Friday, August 13, 2010
Even if I were still a high school student, I would have some difficulty understanding what goes on in Japanese schools. The sighs, the dating simulations, the group associations, all of that is so alien to my experiences and conceptions of what constitutes high school life. So it was with a mixture of curiosity and trepidation that I took up a challenge to review the first volume of Bisco Hatori's very popular shojo manga, Ouran High School Host Club (wait until you see the second work I have to review, likely in the next 24-48 hours). Let's just say that the reading experience was...illuminating.
For starters, I am not very familiar with how to read a Japanese manga, especially those of the shojo type. After learning that the front is actually the back and that I have to read left-to-right and right page before left, flipping back through the book to follow the story, I was finally ready to begin. Ouran High School Host Club vol. 1 is actually three adventures combined into one. The story revolves around a somewhat nerdy "scholarship kid" (meaning that a poor child had his/her tuition paid for to an exclusive private school) named Haruhi. Haruhi had to get her hair cut after a bubble gum incident and her contacts were lost, so she had to wear her grandfather's old glasses. All of this combines to make this first year student (freshman, anyone?) look like a boy and she is thus viewed as such for most of this book. This female-male swap is played up in interesting ways by Hatori; there are some sexual undertones, but surprisingly not of the Sapphic variety in this story.

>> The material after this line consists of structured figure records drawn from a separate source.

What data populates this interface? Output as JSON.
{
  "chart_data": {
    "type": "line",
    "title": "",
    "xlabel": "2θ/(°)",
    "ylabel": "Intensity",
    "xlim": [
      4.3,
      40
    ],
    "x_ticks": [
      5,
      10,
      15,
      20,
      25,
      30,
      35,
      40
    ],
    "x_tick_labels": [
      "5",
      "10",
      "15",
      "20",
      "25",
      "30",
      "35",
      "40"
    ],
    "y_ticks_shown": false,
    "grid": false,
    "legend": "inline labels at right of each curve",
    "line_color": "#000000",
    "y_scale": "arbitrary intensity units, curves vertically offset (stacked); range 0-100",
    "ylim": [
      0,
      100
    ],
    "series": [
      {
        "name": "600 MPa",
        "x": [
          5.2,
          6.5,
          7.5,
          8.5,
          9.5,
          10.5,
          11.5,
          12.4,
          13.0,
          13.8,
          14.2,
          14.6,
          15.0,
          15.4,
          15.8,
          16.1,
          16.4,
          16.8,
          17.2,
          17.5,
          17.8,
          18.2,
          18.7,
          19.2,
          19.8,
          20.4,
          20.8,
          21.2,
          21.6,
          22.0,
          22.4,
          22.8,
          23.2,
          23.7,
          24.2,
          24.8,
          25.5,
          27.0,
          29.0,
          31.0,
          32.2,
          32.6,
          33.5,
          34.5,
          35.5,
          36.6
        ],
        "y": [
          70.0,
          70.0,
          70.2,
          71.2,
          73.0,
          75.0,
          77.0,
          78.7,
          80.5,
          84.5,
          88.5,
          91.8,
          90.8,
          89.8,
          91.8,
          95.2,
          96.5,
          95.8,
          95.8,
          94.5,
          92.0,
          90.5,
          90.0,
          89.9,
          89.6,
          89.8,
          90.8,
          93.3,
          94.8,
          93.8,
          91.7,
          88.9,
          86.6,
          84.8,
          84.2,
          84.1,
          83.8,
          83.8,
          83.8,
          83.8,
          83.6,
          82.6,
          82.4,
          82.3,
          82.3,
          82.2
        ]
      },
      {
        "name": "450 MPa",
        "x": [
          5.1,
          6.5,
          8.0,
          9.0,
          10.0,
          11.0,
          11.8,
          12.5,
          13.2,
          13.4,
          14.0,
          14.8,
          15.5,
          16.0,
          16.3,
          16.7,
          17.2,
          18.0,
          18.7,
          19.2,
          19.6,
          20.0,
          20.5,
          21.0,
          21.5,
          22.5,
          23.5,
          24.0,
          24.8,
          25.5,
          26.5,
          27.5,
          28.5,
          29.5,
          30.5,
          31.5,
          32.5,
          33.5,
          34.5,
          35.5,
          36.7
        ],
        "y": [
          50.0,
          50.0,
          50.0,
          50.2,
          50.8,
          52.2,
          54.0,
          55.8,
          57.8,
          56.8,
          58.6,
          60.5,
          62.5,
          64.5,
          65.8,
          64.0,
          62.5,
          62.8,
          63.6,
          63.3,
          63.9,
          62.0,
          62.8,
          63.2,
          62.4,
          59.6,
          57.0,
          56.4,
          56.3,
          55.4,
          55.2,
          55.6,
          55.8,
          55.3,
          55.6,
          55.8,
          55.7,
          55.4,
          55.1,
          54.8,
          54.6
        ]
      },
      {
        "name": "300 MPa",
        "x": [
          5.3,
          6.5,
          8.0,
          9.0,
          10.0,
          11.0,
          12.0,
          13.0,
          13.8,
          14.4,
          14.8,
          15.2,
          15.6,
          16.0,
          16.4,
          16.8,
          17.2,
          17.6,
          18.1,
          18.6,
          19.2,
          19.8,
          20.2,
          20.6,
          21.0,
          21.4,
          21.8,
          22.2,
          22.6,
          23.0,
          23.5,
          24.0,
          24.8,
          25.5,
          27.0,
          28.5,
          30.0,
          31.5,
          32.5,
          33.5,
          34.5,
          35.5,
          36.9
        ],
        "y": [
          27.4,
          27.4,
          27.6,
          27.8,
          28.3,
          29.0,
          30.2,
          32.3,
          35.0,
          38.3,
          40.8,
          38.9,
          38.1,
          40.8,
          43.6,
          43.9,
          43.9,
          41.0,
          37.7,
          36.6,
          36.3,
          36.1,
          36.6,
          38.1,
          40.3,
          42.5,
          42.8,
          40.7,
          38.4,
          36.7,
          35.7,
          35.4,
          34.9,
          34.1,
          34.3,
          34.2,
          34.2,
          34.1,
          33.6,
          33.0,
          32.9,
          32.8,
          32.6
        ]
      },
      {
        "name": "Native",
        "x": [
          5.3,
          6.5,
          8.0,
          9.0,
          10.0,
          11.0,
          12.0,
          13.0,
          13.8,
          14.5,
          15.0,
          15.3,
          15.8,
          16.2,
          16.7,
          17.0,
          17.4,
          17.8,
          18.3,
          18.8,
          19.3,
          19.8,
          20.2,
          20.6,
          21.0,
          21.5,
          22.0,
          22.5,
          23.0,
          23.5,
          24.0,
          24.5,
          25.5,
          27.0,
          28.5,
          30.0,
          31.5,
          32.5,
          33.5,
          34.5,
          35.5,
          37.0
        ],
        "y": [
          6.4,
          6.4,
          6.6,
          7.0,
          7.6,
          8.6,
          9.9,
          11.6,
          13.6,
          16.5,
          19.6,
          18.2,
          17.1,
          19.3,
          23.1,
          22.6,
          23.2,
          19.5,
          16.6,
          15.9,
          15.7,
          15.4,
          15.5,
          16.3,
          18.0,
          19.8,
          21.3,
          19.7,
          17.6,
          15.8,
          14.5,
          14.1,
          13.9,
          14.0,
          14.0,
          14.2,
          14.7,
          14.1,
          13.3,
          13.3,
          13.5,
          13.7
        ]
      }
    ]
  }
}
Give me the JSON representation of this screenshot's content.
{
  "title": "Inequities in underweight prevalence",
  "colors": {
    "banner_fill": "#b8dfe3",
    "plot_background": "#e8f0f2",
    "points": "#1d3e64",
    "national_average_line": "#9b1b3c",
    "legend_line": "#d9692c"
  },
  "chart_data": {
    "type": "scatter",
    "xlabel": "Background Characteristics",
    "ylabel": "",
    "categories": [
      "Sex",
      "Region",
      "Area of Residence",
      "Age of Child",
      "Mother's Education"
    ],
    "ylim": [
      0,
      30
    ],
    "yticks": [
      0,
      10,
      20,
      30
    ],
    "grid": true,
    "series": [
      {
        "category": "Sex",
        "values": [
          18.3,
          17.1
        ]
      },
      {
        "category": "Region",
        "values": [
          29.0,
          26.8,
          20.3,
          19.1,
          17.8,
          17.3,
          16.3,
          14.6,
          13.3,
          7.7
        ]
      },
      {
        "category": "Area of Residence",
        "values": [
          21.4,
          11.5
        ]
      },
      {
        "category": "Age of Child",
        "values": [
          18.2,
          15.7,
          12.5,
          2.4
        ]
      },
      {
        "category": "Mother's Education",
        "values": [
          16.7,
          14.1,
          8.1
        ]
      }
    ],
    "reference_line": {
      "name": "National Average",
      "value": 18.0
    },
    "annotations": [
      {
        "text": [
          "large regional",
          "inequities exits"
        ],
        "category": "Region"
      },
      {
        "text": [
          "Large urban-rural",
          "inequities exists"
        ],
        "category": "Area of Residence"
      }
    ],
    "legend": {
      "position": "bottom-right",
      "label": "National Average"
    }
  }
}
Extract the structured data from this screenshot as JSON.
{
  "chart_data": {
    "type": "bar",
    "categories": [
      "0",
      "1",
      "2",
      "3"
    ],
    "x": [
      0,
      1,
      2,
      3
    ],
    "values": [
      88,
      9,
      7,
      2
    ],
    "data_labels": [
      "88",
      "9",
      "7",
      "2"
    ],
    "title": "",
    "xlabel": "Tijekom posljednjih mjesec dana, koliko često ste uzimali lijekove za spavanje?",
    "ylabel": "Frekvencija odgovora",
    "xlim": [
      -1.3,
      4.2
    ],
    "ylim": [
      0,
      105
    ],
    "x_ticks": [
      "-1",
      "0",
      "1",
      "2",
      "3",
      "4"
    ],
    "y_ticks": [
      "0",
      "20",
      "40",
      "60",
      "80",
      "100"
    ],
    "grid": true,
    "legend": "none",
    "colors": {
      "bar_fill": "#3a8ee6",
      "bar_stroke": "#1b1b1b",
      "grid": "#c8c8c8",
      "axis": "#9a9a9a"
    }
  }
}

Haruhi has a rather rough introduction to life. She stumbles about and breaks an expensive (in the American translation, it is listed at $80,000) vase that belongs to the Ouran High School Host Club, a social clique dominated by the most elite of the Ouran student, the Class A's. Haruhi is humiliated and forced to work off her debt to the Host Club, as she is to solicit "clients" for them. This sort of "dogsbody" work serves to create several amusing social clashes between the proletarian Haruhi and the gran bourgeoisie Host Club.
Ouran High School Host Club is played up as a sort of "screwball romantic comedy," and that perhaps is a good starting point for trying to understand this strange sequence of stories. Haruhi is oddly desexualized for much of this series, as Hatori chose not to play up her androgynous look as something sexual. Instead, there is this odd homoeroticism found in how the twin brothers, Hikaru and Kaoru Hitachin, interact with each other. There is nothing really explicit about it, but the way the two are drawn and how they connect with each other appears to insinuate things that are then left unsaid and not acted upon. Very odd characterizations for some of the others at first, yet I got used to the brooding, somewhat narcissistic and insecure Host Club leader, Tamaki, and the rest of the Host Club crew as the storylines progressed.
The plots for the three stories are on the surface very conventional. In the first, the Host Club and Haruhi come to know one another and Haruhi's screwup with the grocery shopping (she buys what she is used to eating, like ramen noodles and instant coffee, things that the rich boys would never have sullied themselves with consuming) leads to mockery changing into a strange sort of respect for the socially-unconscious Haruhi. The middle episode, dealing with a lavish Christmas party and Haruhi being taught to waltz and told to bring in girls for the Host Club boys, was perhaps the most endearing of the three, although at times Hatori's asides threw the story into a different direction, as this tale (and to a degree, the others when she would do this) was very self-aware and could be seen as a metafictional commentary on said romantic adventures. The final episode, starring a real otaku, Renge, was almost incomprehensible at times. The story within a story, with interactions masking other interactions and the intents behind them, was very difficult to piece together at first. Yet somehow I managed to do this.
The illustrations were fairly well-done, although there were times that Hatori over-indulged with the Batman-esque Smash! and Krang! sequences. The sometimes otherworldly-looking characters (designed, I know, to underscore their emotions at the time) are perhaps a staple of manga and I presume anime, but it was something alien to me, unaccustomed as I am to these type of stories. From what I can gather, Ouran High School Host Club is not exactly experimental, but rather a very light-hearted take on some serious high school issues. Perhaps this is so. All I know is that the social stratification here was alien to me, as if it were social cliques on steroids and with some divergent ways social betters and inferiors address one another.
Although I would not say that this was a great piece of literature by any stretch of the imagination, I think I could say that "illuminating" would be the most apt word to describe my interaction with this manga. It was diverting, occasionally amusing, and sometimes even instructional (in a very exaggerated sort of way) of certain elements of Japanese school culture and otaku that I did not know before reading this book. Although I highly doubt I'll make a regular habit of reading manga, at least this one wasn't so batshit insane/stupid as to make me wish to commit seppuku after reading it. And now to prepare myself to read a yaoi. God have mercy on my soul.